= Strengthening Emergency Response Abilities Project =

USAID–Ethiopia disaster-preparedness pilot, 1997–2001

Strengthening Emergency Response Abilities (SERA) Project was a four-year disaster-risk-reduction programme carried out in Ethiopia between 1997 and 2001. It was managed by the federal Disaster Prevention and Preparedness Commission (DPPC, now the National Disaster Risk Management Commission) and funded by the United States Agency for International Development (USAID).

== Background ==
Following Ethiopia’s 1995 constitution and the move toward ethnic federalism, the DPPC sought to shift national disaster policy from reactive relief to proactive risk reduction. In June 1997 a federal workshop on food security proposed developing local-level vulnerability profiles; USAID subsequently committed US$3.7 million for a pilot initiative later named SERA.

== Implementation ==
The project began field operations in mid-1999, first in four woredas of the Amhara Region (Tach Gayint, Ebinat, Sekota and Ziquala).
Activities included:
- compiling district-level vulnerability profiles for 35 chronically food-insecure woredas;
- delivering risk-assessment training to regional officials and DPPC staff;
- setting up data-sharing protocols between regional early-warning units.
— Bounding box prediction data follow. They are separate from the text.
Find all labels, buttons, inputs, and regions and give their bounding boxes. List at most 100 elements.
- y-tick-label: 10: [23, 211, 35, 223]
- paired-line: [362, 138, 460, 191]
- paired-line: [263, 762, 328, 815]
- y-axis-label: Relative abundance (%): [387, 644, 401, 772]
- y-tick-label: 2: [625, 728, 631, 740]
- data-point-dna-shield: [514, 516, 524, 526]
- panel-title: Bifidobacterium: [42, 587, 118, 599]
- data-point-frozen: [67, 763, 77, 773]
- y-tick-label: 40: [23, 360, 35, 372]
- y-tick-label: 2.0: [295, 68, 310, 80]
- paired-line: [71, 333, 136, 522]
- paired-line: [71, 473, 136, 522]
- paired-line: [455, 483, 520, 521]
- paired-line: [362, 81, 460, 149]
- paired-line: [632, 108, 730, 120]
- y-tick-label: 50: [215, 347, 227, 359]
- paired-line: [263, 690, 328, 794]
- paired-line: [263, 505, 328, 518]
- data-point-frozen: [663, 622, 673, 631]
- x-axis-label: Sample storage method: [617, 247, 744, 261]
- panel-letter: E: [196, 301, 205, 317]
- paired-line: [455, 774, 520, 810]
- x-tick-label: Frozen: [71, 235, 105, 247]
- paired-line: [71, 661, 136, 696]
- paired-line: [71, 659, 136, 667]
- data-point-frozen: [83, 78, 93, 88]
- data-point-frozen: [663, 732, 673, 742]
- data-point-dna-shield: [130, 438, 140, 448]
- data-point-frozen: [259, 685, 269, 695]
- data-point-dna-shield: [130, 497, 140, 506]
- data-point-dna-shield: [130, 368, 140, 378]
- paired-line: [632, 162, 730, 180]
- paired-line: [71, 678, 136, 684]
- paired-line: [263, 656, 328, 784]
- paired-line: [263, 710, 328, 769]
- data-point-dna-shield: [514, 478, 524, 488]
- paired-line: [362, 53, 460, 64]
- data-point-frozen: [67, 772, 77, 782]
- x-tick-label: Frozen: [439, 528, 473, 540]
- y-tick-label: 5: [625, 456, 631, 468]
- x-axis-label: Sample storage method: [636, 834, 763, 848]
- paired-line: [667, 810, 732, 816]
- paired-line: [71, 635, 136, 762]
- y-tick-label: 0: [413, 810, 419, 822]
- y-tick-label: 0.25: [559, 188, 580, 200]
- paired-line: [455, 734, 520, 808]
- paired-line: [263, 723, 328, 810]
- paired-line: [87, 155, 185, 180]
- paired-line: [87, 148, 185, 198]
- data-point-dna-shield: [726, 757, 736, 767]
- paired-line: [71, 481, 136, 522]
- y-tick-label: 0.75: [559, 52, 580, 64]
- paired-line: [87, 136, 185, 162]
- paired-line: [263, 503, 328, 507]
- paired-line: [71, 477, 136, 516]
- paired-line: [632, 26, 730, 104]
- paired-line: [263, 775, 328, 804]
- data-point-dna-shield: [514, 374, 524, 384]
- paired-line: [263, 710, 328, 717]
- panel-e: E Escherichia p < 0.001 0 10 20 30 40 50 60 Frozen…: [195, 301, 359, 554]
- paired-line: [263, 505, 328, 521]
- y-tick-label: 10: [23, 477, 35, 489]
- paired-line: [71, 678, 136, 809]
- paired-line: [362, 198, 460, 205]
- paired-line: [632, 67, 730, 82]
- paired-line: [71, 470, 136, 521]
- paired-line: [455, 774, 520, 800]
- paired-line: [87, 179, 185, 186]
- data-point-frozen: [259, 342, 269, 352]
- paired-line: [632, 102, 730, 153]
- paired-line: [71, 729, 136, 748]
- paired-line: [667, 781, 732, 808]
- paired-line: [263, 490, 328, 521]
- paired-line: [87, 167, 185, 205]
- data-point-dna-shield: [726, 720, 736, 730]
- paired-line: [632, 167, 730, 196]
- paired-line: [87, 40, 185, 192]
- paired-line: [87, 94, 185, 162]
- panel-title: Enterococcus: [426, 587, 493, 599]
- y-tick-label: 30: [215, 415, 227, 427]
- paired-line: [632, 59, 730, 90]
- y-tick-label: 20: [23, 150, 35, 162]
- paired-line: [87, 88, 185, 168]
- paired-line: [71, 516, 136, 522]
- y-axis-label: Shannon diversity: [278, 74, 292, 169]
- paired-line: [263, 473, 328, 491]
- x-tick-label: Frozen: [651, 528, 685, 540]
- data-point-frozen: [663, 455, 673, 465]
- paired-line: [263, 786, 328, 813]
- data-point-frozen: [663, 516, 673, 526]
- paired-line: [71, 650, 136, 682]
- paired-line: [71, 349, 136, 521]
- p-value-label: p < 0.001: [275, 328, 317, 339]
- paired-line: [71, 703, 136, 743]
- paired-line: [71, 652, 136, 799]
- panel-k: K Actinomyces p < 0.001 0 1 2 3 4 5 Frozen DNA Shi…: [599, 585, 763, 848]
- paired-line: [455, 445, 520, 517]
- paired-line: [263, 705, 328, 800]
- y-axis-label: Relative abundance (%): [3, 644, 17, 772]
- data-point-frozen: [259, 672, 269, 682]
Field teams used rapid rural appraisal, focus-group interviews and household surveys; the Central Statistical Agency assisted with sampling and data entry.

== Findings ==
USAID’s 2001 evaluation identified five structural drivers of chronic vulnerability: population pressure on land, limited natural resources, entrenched poverty, inadequate basic services and weak household coping capacity.
The evaluation noted that SERA’s profiles were the first attempt to synthesise socio-economic, agro-ecological and nutrition data at woreda scale, providing local officials with a baseline for early-warning and development planning.
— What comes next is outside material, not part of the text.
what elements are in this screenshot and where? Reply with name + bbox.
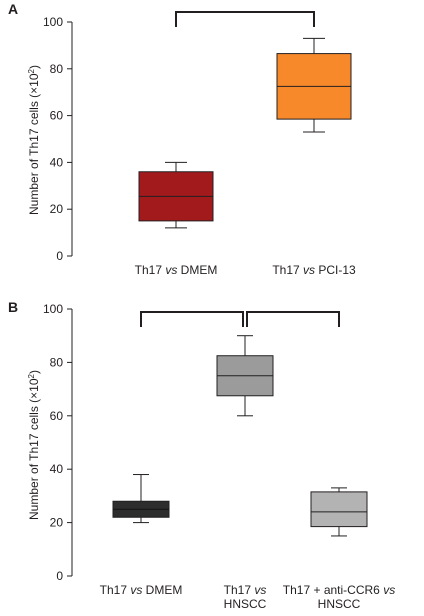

== Assessment and follow-on ==
A mid-term review judged the methodology informative but labour-intensive, recommending a streamlined set of indicators for future updates.
Elements of the SERA approach were incorporated into the Emergency Preparedness Strengthening Program (EPSP) launched in 2003, which helped establish Ethiopia’s multi-hazard early-warning system.

== Legacy ==
SERA’s profiling template informed Ethiopia’s 2006 Disaster Risk Management policy framework and was later cited in regional disaster-risk-reduction inventories. The project’s emphasis on local participation has been referenced in African Union guidance on community-based DRR legislation.